As the brilliant French economist Frédéric Bastiat reminded us 170 years ago, the expansion of industry that receives import protection is visible to all, but the damage from such protection, which is spread throughout the economy, is not. As a result, import substitution remains a tempting target for politicians keen on demonstrating the successes of their policies to an unsuspecting electorate.

DBx: I’m very glad to see Bastiat here receive the respect that he deserves from a prominent modern mainstream economist who doesn’t have roots in the Austrian school.

Panagariya’s Bastiatian point is the core ingredient in the economic case for a policy of free trade. This case includes many other ingredients and trains of reasoning – much, although not all, in response to the fallacies and half-truths that are incessantly offered by protectionists.

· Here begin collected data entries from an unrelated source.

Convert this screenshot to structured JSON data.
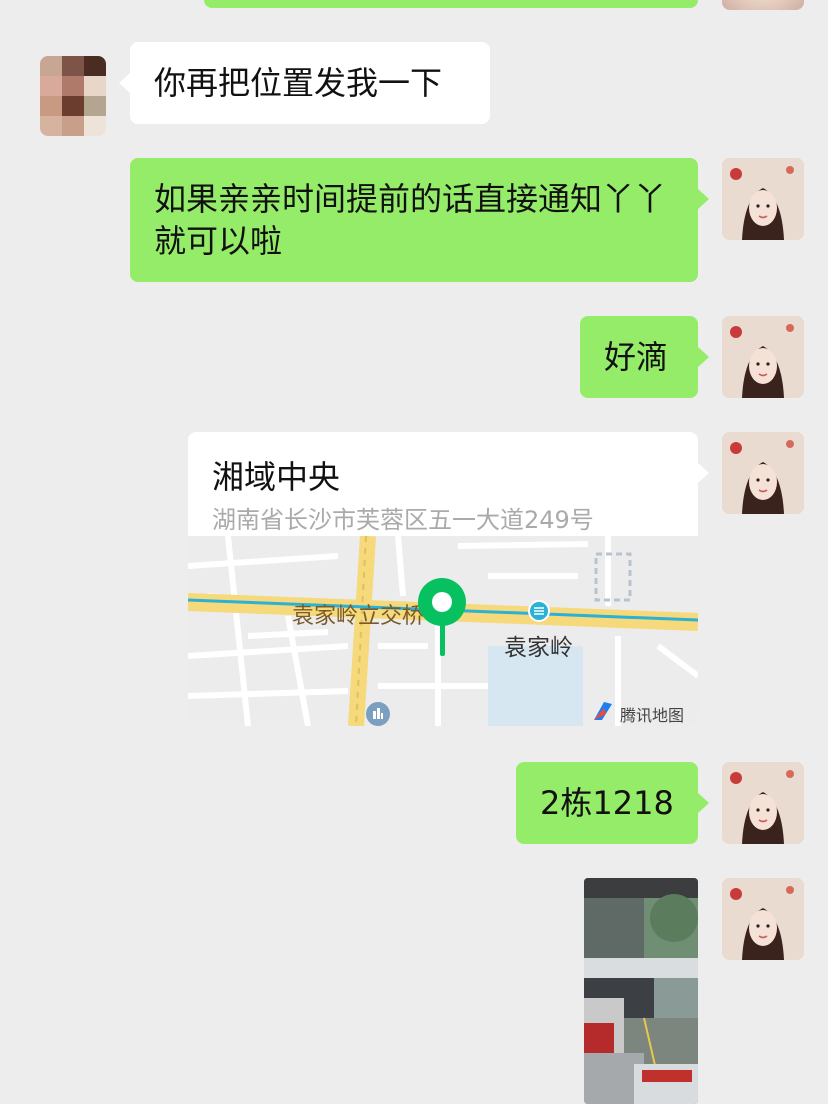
{
  "messages": [
    {
      "id": "m1",
      "sender": "other",
      "type": "text",
      "text": "你再把位置发我一下"
    },
    {
      "id": "m2",
      "sender": "me",
      "type": "text",
      "text": "如果亲亲时间提前的话直接通知丫丫就可以啦"
    },
    {
      "id": "m3",
      "sender": "me",
      "type": "text",
      "text": "好滴"
    },
    {
      "id": "m4",
      "sender": "me",
      "type": "location",
      "title": "湘域中央",
      "address": "湖南省长沙市芙蓉区五一大道249号",
      "map": {
        "labels": [
          "袁家岭立交桥",
          "袁家岭"
        ],
        "provider": "腾讯地图"
      }
    },
    {
      "id": "m5",
      "sender": "me",
      "type": "text",
      "text": "2栋1218"
    },
    {
      "id": "m6",
      "sender": "me",
      "type": "image"
    }
  ],
  "colors": {
    "background": "#ededed",
    "my_bubble": "#95ec69",
    "their_bubble": "#ffffff",
    "pin": "#07c160",
    "map_road_major": "#f5d97a",
    "map_line": "#2bb0d6"
  },
  "icons": {
    "location_pin": "map-pin-icon",
    "metro_station": "metro-icon",
    "poi": "building-poi-icon",
    "provider_logo": "tencent-map-logo-icon"
  }
}
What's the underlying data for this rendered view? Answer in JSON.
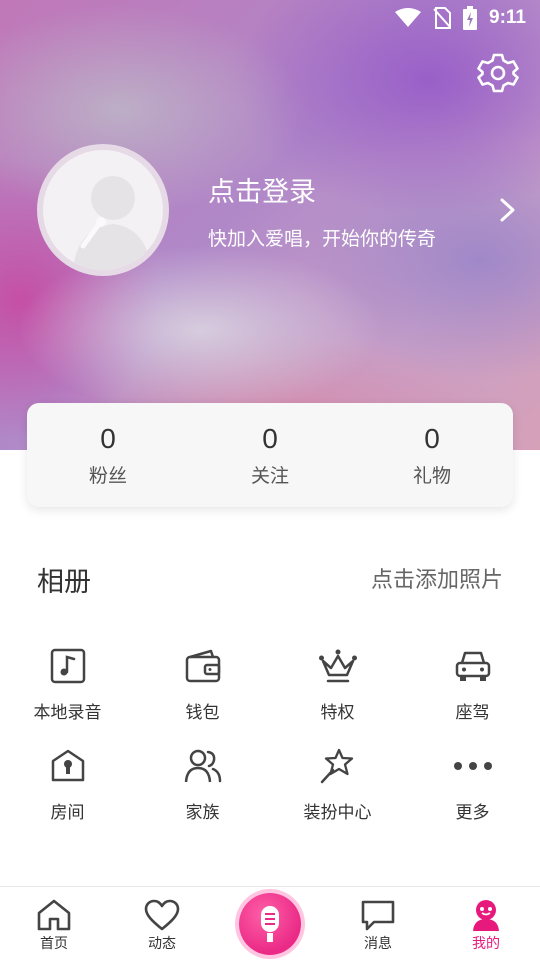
{
  "status_bar": {
    "time": "9:11"
  },
  "profile": {
    "login_title": "点击登录",
    "login_subtitle": "快加入爱唱，开始你的传奇"
  },
  "stats": [
    {
      "value": "0",
      "label": "粉丝"
    },
    {
      "value": "0",
      "label": "关注"
    },
    {
      "value": "0",
      "label": "礼物"
    }
  ],
  "album": {
    "title": "相册",
    "add_label": "点击添加照片"
  },
  "grid": [
    {
      "label": "本地录音",
      "icon": "music-note-icon"
    },
    {
      "label": "钱包",
      "icon": "wallet-icon"
    },
    {
      "label": "特权",
      "icon": "crown-icon"
    },
    {
      "label": "座驾",
      "icon": "car-icon"
    },
    {
      "label": "房间",
      "icon": "house-icon"
    },
    {
      "label": "家族",
      "icon": "family-icon"
    },
    {
      "label": "装扮中心",
      "icon": "star-wand-icon"
    },
    {
      "label": "更多",
      "icon": "more-dots-icon"
    }
  ],
  "bottom_nav": {
    "items": [
      {
        "label": "首页",
        "icon": "home-icon"
      },
      {
        "label": "动态",
        "icon": "heart-icon"
      },
      {
        "label": "",
        "icon": "microphone-icon"
      },
      {
        "label": "消息",
        "icon": "chat-icon"
      },
      {
        "label": "我的",
        "icon": "profile-icon"
      }
    ],
    "active": "我的"
  },
  "colors": {
    "accent": "#e8197c",
    "text": "#333333"
  }
}
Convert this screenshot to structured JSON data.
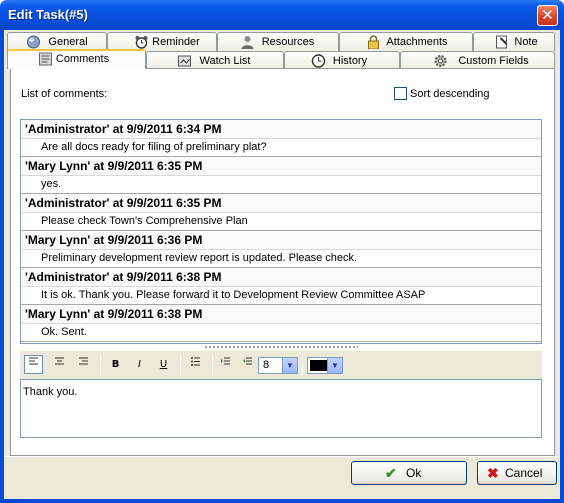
{
  "window": {
    "title": "Edit Task(#5)",
    "close_glyph": "✕"
  },
  "tabs_row1": [
    {
      "label": "General",
      "icon": "globe-icon"
    },
    {
      "label": "Reminder",
      "icon": "alarm-clock-icon"
    },
    {
      "label": "Resources",
      "icon": "person-icon"
    },
    {
      "label": "Attachments",
      "icon": "lock-icon"
    },
    {
      "label": "Note",
      "icon": "note-icon"
    }
  ],
  "tabs_row2": [
    {
      "label": "Comments",
      "icon": "comments-icon",
      "active": true
    },
    {
      "label": "Watch List",
      "icon": "watch-list-icon"
    },
    {
      "label": "History",
      "icon": "history-icon"
    },
    {
      "label": "Custom Fields",
      "icon": "gear-icon"
    }
  ],
  "comments_panel": {
    "list_label": "List of comments:",
    "sort_label": "Sort descending",
    "sort_checked": false
  },
  "comments": [
    {
      "author_line": "'Administrator' at 9/9/2011 6:34 PM",
      "text": "Are all docs ready for filing of preliminary plat?"
    },
    {
      "author_line": "'Mary Lynn' at 9/9/2011 6:35 PM",
      "text": "yes."
    },
    {
      "author_line": "'Administrator' at 9/9/2011 6:35 PM",
      "text": "Please check Town's Comprehensive Plan"
    },
    {
      "author_line": "'Mary Lynn' at 9/9/2011 6:36 PM",
      "text": "Preliminary development review report is updated. Please check."
    },
    {
      "author_line": "'Administrator' at 9/9/2011 6:38 PM",
      "text": "It is ok. Thank you. Please forward it to Development Review Committee ASAP"
    },
    {
      "author_line": "'Mary Lynn' at 9/9/2011 6:38 PM",
      "text": "Ok. Sent."
    }
  ],
  "toolbar": {
    "font_size": "8",
    "text_color": "#000000",
    "bold": "B",
    "italic": "I",
    "underline": "U"
  },
  "editor": {
    "value": "Thank you."
  },
  "buttons": {
    "ok_label": "Ok",
    "cancel_label": "Cancel"
  },
  "colors": {
    "title_bar": "#0a4fdc",
    "active_tab_highlight": "#ffc83c",
    "ok_check": "#2a9a1f",
    "cancel_x": "#cc1a1a"
  }
}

The fact is that it is the rare protectionist whose objections to free trade do not begin with the failure to look beyond the most immediate impact on jobs and wages of imports. Whenever protectionists’ objections to free trade go beyond pointing out the particular jobs that are ‘destroyed’ by imports, these extensions of their argument nearly always are nothing more than motivated reasoning: desperate grasping for any available excuse, no matter how illogical or far-fetched, to allow them to cling to their absurd dogma that domestic abundance increases as a result of domestically contrived artificial scarcities.